Asking or bribing for referrals doesn’t work, according to Ward, nor does including one-liners such as “the best compliment you can give me is a referral to your friends and family” on email signatures, he said.

“Don’t ask people how they can help you,” Ward said. “It’s not about you. It’s always about them.”

Ward likes to refer to the “high-five” effect.

“Wouldn’t life be so much better if we could do business with people you could just walk down the hallway with and high-five?” he said.

Ward recommends friending business contacts on Facebook to share in the discussions about their lives, whether it’s a birthday or someone’s daughter leaving for college.

“I highly recommend you merge those two worlds, because that’s where the connections happen,” he said. “If you already have a ‘know, like and trust’ factor, then what is your differentiator? Why would someone refer you? When we look at what is caring, we look at the things that people do that are not around business. It’s about common conversations. It’s not about selling.”

If he asks small business owners how they get business, 100 percent will say word-of-mouth referrals, according to Ward. But when asked if they have a process to get more predictable referrals – X referrals per month, for example – only five of 100 will answer in the affirmative, he said.

“The reason is they wait for referrals to come,” Ward said.

Adopt a partner program for people you meet, Ward advised audience members.

“In many cases, it can be referral partners,” he said, noting one of the best referral sources for solution providers can be the cable or telephone service representative. “They’re approaching the same decision-maker in the same market, whether it’s the same territory or the same vertical.”

Ward’s remarks validated what Eddie Rivers, CEO of Esource Resources, already has been practicing.

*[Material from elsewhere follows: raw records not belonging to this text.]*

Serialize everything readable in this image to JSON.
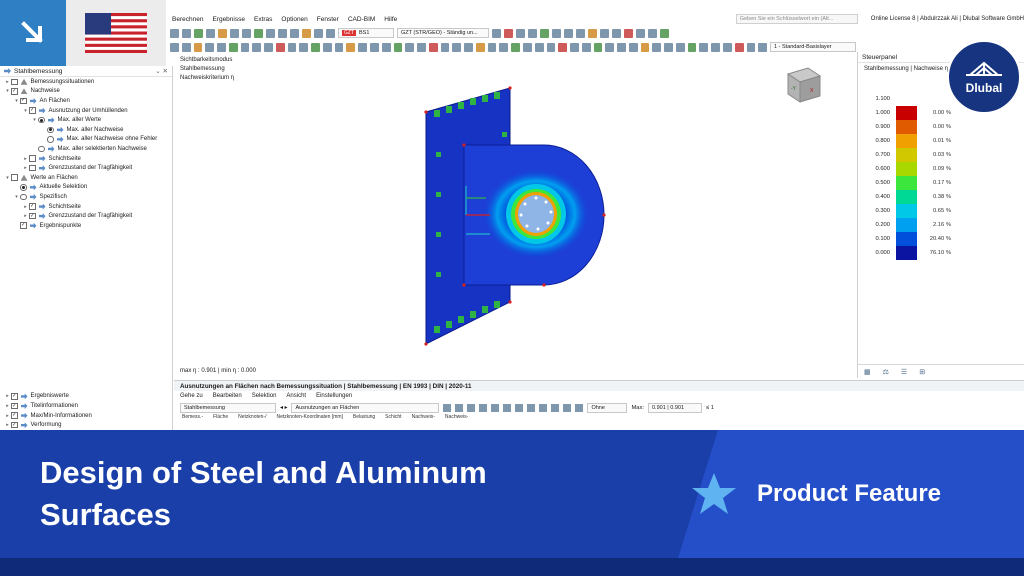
{
  "badge": {
    "arrow_icon": "arrow-down-right-icon",
    "flag_icon": "us-flag-icon"
  },
  "menubar": {
    "items": [
      "Berechnen",
      "Ergebnisse",
      "Extras",
      "Optionen",
      "Fenster",
      "CAD-BIM",
      "Hilfe"
    ],
    "search_placeholder": "Geben Sie ein Schlüsselwort ein (Alt...",
    "license": "Online License 8 | Abdulrzzak Ali | Dlubal Software GmbH"
  },
  "toolbar": {
    "load_tag": "GZT",
    "load_case": "BS1",
    "combination": "GZT (STR/GEO) - Ständig un...",
    "layer": "1 - Standard-Basislayer"
  },
  "navigator": {
    "title": "Stahlbemessung",
    "tree": [
      {
        "label": "Bemessungssituationen",
        "level": 0,
        "kind": "cb",
        "checked": false,
        "expander": ">"
      },
      {
        "label": "Nachweise",
        "level": 0,
        "kind": "cb",
        "checked": true,
        "expander": "v"
      },
      {
        "label": "An Flächen",
        "level": 1,
        "kind": "cb",
        "checked": true,
        "expander": "v"
      },
      {
        "label": "Ausnutzung der Umhüllenden",
        "level": 2,
        "kind": "cb",
        "checked": true,
        "expander": "v"
      },
      {
        "label": "Max. aller Werte",
        "level": 3,
        "kind": "rb",
        "checked": true,
        "expander": "v"
      },
      {
        "label": "Max. aller Nachweise",
        "level": 4,
        "kind": "rb",
        "checked": true,
        "expander": ""
      },
      {
        "label": "Max. aller Nachweise ohne Fehler",
        "level": 4,
        "kind": "rb",
        "checked": false,
        "expander": ""
      },
      {
        "label": "Max. aller selektierten Nachweise",
        "level": 3,
        "kind": "rb",
        "checked": false,
        "expander": ""
      },
      {
        "label": "Schichtseite",
        "level": 2,
        "kind": "cb",
        "checked": false,
        "expander": ">"
      },
      {
        "label": "Grenzzustand der Tragfähigkeit",
        "level": 2,
        "kind": "cb",
        "checked": false,
        "expander": ">"
      },
      {
        "label": "Werte an Flächen",
        "level": 0,
        "kind": "cb",
        "checked": false,
        "expander": "v"
      },
      {
        "label": "Aktuelle Selektion",
        "level": 1,
        "kind": "rb",
        "checked": true,
        "expander": ""
      },
      {
        "label": "Spezifisch",
        "level": 1,
        "kind": "rb",
        "checked": false,
        "expander": "v"
      },
      {
        "label": "Schichtseite",
        "level": 2,
        "kind": "cb",
        "checked": true,
        "expander": ">"
      },
      {
        "label": "Grenzzustand der Tragfähigkeit",
        "level": 2,
        "kind": "cb",
        "checked": true,
        "expander": ">"
      },
      {
        "label": "Ergebnispunkte",
        "level": 1,
        "kind": "cb",
        "checked": true,
        "expander": ""
      }
    ],
    "bottom": [
      "Ergebniswerte",
      "Titelinformationen",
      "Max/Min-Informationen",
      "Verformung"
    ]
  },
  "viewport": {
    "info_lines": [
      "Sichtbarkeitsmodus",
      "Stahlbemessung",
      "Nachweiskriterium η"
    ],
    "footer": "max η : 0.901 | min η : 0.000",
    "cube_faces": [
      "-Y",
      "X"
    ]
  },
  "panel": {
    "title": "Steuerpanel",
    "subtitle": "Stahlbemessung | Nachweise η",
    "legend": [
      {
        "value": "1.100",
        "color": "",
        "pct": ""
      },
      {
        "value": "1.000",
        "color": "#c80000",
        "pct": "0.00 %"
      },
      {
        "value": "0.900",
        "color": "#e05a00",
        "pct": "0.00 %"
      },
      {
        "value": "0.800",
        "color": "#f0a000",
        "pct": "0.01 %"
      },
      {
        "value": "0.700",
        "color": "#d2c800",
        "pct": "0.03 %"
      },
      {
        "value": "0.600",
        "color": "#a8d800",
        "pct": "0.09 %"
      },
      {
        "value": "0.500",
        "color": "#3ce63c",
        "pct": "0.17 %"
      },
      {
        "value": "0.400",
        "color": "#00d896",
        "pct": "0.38 %"
      },
      {
        "value": "0.300",
        "color": "#00c8e6",
        "pct": "0.65 %"
      },
      {
        "value": "0.200",
        "color": "#00a0f0",
        "pct": "2.16 %"
      },
      {
        "value": "0.100",
        "color": "#0050dc",
        "pct": "20.40 %"
      },
      {
        "value": "0.000",
        "color": "#0a14a0",
        "pct": "76.10 %"
      }
    ]
  },
  "table": {
    "title": "Ausnutzungen an Flächen nach Bemessungssituation | Stahlbemessung | EN 1993 | DIN | 2020-11",
    "menu": [
      "Gehe zu",
      "Bearbeiten",
      "Selektion",
      "Ansicht",
      "Einstellungen"
    ],
    "type_combo": "Stahlbemessung",
    "result_combo": "Ausnutzungen an Flächen",
    "filter": "Ohne",
    "max_label": "Max:",
    "max_value": "0.901 | 0.901",
    "limit": "≤ 1",
    "columns": [
      "Bemess.-",
      "Fläche",
      "Netzknoten-/",
      "Netzknoten-Koordinaten [mm]",
      "Belastung",
      "Schicht",
      "Nachweis-",
      "Nachweis-"
    ]
  },
  "banner": {
    "title_line1": "Design of Steel and Aluminum",
    "title_line2": "Surfaces",
    "feature": "Product Feature",
    "star_icon": "star-icon"
  },
  "logo": {
    "text": "Dlubal",
    "icon": "dlubal-bridge-icon"
  }
}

Rivers’ Indianapolis-based IT consulting company derives about 90 percent of its business from word-of-mouth referrals, he said.

“I will call, I will Facebook, I will stop by,” said Rivers, who finds that talking up his Kids’ Voice of Indiana charity or inviting contacts to watch a football or basketball game from a suite has proved effective in winning referrals --without talking business.

“I don’t ask for it,” Rivers said. “It happens.”